Caubo: “I can tell you that Styng is the most harassing person I know (the second being you, Fly!). If it weren't for the fact that he's my brother, I'd have battered him long ago.”
Styng: “A thousand people is quite a number, and I will bring up Vaste, even though he is not physically in front of me, for a very specific reason: although few people remember him, he was a phenomenon, a real talent. Unfortunately, he quit because something inside him pushed him elsewhere. A talent lost on who knows what ‘journey’ ... I only wish him to have found what he was looking for.”

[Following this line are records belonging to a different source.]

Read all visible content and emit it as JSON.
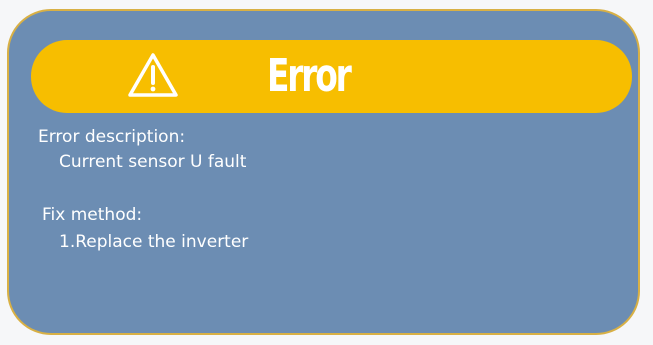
{
  "dialog": {
    "title": "Error",
    "icon": "warning-icon",
    "colors": {
      "panel": "#6c8db3",
      "header": "#f7be00",
      "border": "#d8b045",
      "text": "#ffffff"
    },
    "error_description_label": "Error description:",
    "error_description": "Current sensor U fault",
    "fix_method_label": "Fix method:",
    "fix_method": "1.Replace the inverter"
  }
}
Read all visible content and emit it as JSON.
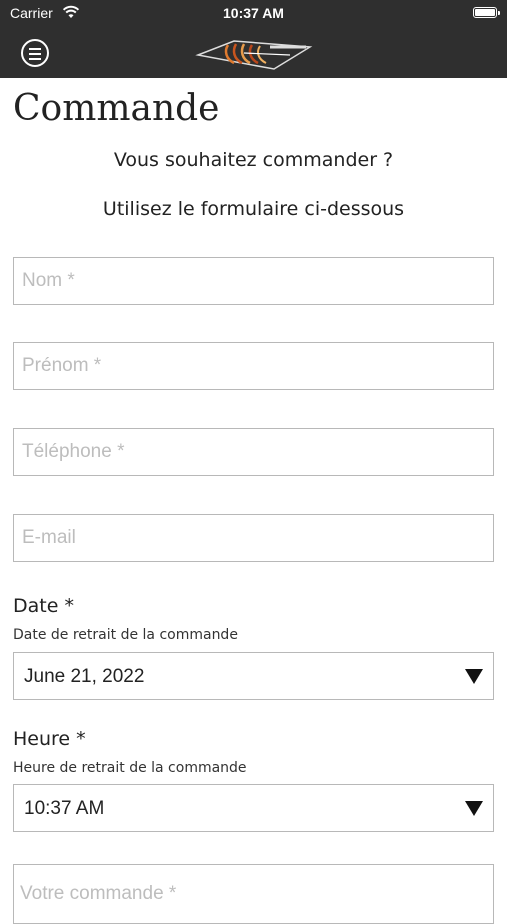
{
  "status_bar": {
    "carrier": "Carrier",
    "time": "10:37 AM"
  },
  "nav": {
    "menu_icon": "menu-circle-icon",
    "logo": "brand-logo"
  },
  "page": {
    "title": "Commande",
    "intro_line_1": "Vous souhaitez commander ?",
    "intro_line_2": "Utilisez le formulaire ci-dessous"
  },
  "form": {
    "nom_placeholder": "Nom *",
    "prenom_placeholder": "Prénom *",
    "telephone_placeholder": "Téléphone *",
    "email_placeholder": "E-mail",
    "date": {
      "label": "Date *",
      "help": "Date de retrait de la commande",
      "value": "June 21, 2022"
    },
    "heure": {
      "label": "Heure *",
      "help": "Heure de retrait de la commande",
      "value": "10:37 AM"
    },
    "commande_placeholder": "Votre commande *"
  },
  "colors": {
    "bar_background": "#2f2f2f",
    "field_border": "#b8b8b8",
    "placeholder": "#bdbdbd"
  }
}
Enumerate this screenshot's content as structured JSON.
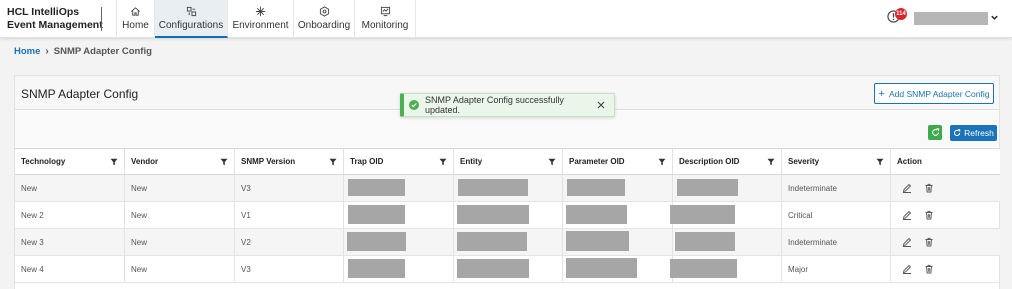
{
  "brand": {
    "line1": "HCL IntelliOps",
    "line2": "Event Management"
  },
  "nav": [
    {
      "label": "Home",
      "icon": "home-icon"
    },
    {
      "label": "Configurations",
      "icon": "configurations-icon",
      "active": true
    },
    {
      "label": "Environment",
      "icon": "environment-icon"
    },
    {
      "label": "Onboarding",
      "icon": "onboarding-icon"
    },
    {
      "label": "Monitoring",
      "icon": "monitoring-icon"
    }
  ],
  "header": {
    "alert_count": "114"
  },
  "breadcrumb": {
    "home": "Home",
    "separator": "›",
    "current": "SNMP Adapter Config"
  },
  "panel": {
    "title": "SNMP Adapter Config",
    "add_button": "Add SNMP Adapter Config",
    "refresh_button": "Refresh"
  },
  "toast": {
    "message": "SNMP Adapter Config successfully updated."
  },
  "table": {
    "columns": [
      "Technology",
      "Vendor",
      "SNMP Version",
      "Trap OID",
      "Entity",
      "Parameter OID",
      "Description OID",
      "Severity",
      "Action"
    ],
    "rows": [
      {
        "technology": "New",
        "vendor": "New",
        "snmp_version": "V3",
        "severity": "Indeterminate"
      },
      {
        "technology": "New 2",
        "vendor": "New",
        "snmp_version": "V1",
        "severity": "Critical"
      },
      {
        "technology": "New 3",
        "vendor": "New",
        "snmp_version": "V2",
        "severity": "Indeterminate"
      },
      {
        "technology": "New 4",
        "vendor": "New",
        "snmp_version": "V3",
        "severity": "Major"
      }
    ]
  },
  "colors": {
    "accent": "#1a73b8",
    "success": "#4caf50",
    "reload": "#3bab4b",
    "badge": "#d9262e",
    "redacted": "#a6a6a6"
  }
}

Kez: “Styng great TGF character basically a dickhead, but gifted with great style in painting and ambitious to the point of achieving the excellent results that made him STYNG 253 with all capital letters, nervous and of course a good guy and a GLN (They Turn The Night).”

>Greetings?

Caubo: “The Viruz and Tkuai (mi hermanos por vida), the UK crew (Hops, Thero), VSOP (locotes!), Argo and the MEGs, Hang, Splinter and the Demon (the future), Lambrate and Argonne. Trep R.I.P.”
Sedo: “The Good Guys and the Regional Command of the Carabinieri.”
Styng: “No one, as usual.”
Kez: “I salute my woman Blue, A-One, the Cagliari TMCs, Lwis, FlyCat, Grake.”